US officials arrest more people over Minnesota anti-ICE church protest | Minnesota


Federal authorities have arrested more people on Friday for their alleged involvement in a protest at a church in Minnesota in January, following earlier arrests of organizers and journalists that were demonstrating amid sweeping, and often violent, immigration enforcement efforts in the state.

Attorney general Pam Bondi said the justice department unsealed an indictment that charged 30 more people for the demonstration. Of those charged, federal agents have already arrested 25 of them, Bondi said, with “more to come”. The latest arrests bring the total number of people charged to 39.

“YOU CANNOT ATTACK A HOUSE OF WORSHIP. If you do so, you cannot hide from us — we will find you, arrest you, and prosecute you. This Department of Justice STANDS for Christians and all Americans of faith,” Bondi said on X.

Nekima Levy Armstrong, a civil rights attorney in Minnesota who was charged previously over the demonstration at Cities Church in St Paul, said on Facebook that the additional people had been arrested Friday morning and would have a hearing later the same day, calling on community members to show up to support those charged.

Two independent journalists, Don Lemon and Georgia Fort, were also previously charged over the protest, though they have maintained they were covering it as reporters and not participating in it.

Brixton Hughes, identified by Levy Armstrong as an independent journalist, was among those arrested Friday. “Feds at my door,” Hughes posted on Facebook.

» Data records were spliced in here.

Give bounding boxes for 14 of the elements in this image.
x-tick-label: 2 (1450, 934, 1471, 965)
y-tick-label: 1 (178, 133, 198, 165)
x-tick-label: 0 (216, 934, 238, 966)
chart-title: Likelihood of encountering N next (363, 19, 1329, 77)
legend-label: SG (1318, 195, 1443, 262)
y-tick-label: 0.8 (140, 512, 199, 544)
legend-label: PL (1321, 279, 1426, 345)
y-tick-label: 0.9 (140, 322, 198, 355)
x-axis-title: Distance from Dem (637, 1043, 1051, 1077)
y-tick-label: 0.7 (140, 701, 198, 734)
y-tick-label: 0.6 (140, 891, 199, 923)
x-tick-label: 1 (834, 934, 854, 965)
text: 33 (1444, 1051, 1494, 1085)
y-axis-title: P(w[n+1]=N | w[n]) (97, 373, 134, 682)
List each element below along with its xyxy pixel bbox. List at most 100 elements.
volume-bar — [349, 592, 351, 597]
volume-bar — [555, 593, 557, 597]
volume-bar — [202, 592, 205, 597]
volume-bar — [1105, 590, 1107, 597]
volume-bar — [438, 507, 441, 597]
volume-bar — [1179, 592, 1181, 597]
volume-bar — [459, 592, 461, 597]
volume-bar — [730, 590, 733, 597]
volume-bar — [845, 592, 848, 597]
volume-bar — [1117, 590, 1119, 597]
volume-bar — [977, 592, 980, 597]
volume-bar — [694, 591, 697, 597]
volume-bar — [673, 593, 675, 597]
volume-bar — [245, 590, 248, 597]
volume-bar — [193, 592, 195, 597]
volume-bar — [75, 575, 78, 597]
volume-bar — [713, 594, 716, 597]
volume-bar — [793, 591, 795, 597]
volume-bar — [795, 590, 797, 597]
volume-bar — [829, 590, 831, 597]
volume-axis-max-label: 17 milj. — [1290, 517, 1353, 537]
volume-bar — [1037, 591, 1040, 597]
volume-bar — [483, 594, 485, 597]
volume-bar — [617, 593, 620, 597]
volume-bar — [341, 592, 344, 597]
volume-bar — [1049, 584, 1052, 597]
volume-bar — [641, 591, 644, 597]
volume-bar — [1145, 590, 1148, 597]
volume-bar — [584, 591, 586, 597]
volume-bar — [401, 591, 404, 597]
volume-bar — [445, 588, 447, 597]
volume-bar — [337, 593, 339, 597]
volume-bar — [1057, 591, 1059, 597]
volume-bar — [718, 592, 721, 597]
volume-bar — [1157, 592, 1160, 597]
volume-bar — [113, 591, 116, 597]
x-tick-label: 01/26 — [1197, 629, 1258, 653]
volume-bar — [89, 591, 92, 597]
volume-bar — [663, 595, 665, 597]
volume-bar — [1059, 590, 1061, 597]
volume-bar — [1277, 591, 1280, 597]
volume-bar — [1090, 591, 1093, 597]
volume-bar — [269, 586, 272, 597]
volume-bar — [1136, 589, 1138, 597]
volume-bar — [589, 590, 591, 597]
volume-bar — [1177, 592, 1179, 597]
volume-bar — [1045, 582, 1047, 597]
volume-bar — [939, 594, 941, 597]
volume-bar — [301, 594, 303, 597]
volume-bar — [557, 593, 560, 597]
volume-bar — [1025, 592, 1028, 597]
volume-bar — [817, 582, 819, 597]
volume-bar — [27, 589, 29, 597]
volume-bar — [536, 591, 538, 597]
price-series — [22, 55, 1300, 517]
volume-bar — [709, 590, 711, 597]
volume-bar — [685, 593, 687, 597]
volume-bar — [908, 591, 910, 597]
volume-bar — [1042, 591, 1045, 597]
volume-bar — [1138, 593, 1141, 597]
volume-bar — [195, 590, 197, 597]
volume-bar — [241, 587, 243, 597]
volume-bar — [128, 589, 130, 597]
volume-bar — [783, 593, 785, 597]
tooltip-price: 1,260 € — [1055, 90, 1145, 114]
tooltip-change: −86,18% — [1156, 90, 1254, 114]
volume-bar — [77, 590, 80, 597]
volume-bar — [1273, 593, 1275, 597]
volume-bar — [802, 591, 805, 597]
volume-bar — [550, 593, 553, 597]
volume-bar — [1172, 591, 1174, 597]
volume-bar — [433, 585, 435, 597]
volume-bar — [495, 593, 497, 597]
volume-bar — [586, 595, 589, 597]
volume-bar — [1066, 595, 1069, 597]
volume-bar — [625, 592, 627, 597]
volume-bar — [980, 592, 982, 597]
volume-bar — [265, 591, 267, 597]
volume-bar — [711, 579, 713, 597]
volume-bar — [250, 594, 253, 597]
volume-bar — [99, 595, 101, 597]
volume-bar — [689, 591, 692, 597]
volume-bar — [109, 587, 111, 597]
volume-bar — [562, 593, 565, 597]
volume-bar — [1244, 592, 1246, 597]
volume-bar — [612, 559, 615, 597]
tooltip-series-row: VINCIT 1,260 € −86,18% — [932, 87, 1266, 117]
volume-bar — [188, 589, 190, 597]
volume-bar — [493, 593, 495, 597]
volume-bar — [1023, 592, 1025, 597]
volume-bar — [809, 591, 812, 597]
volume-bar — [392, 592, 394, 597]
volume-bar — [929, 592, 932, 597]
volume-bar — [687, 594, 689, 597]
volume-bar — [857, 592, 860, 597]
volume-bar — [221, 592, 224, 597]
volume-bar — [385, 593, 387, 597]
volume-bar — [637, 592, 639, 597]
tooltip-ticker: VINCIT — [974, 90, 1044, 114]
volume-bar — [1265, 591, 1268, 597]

Demonstrators had disrupted a service at Cities Church on 18 January to draw attention to one of the pastors, David Easterwood, who was allegedly serving as acting field director of the St Paul Immigration and Customs Enforcement (ICE) office.

The protest came after Renee Good was killed by federal agents in Minneapolis. A second Minnesotan, Alex Pretti, was later killed by federal agents in the city as thousands of immigration agents arrested and detained migrants in the Twin Cities metro area.

“We thought congregants would want to know they have a pastor in their church doubling as the director for the ICE field office in Minnesota,” Levy Armstrong wrote in a local publication about the purpose of the Cities Church demonstration. “The core of the gospel message is to love thy neighbor as you love yourself. And ICE has been doing the opposite of that: terrorizing our neighbors, brutalizing people, and even murdering people.”

The Trump administration and Republican officials condemned the protest and have been filing charges against people involved in it.

“Listen loud and clear: WE DO NOT TOLERATE ATTACKS ON PLACES OF WORSHIP,” attorney general Pam Bondi said in a post on X after the initial arrests.

A member of the church separately filed a federal lawsuit against those charged by the federal government, NBC News reported on Thursday. The congregant claimed in the lawsuit that “the worship service was disrupted, congregants experienced fear and distress, and plaintiff’s ability to freely exercise her religion in a private place of worship was unlawfully interfered with”.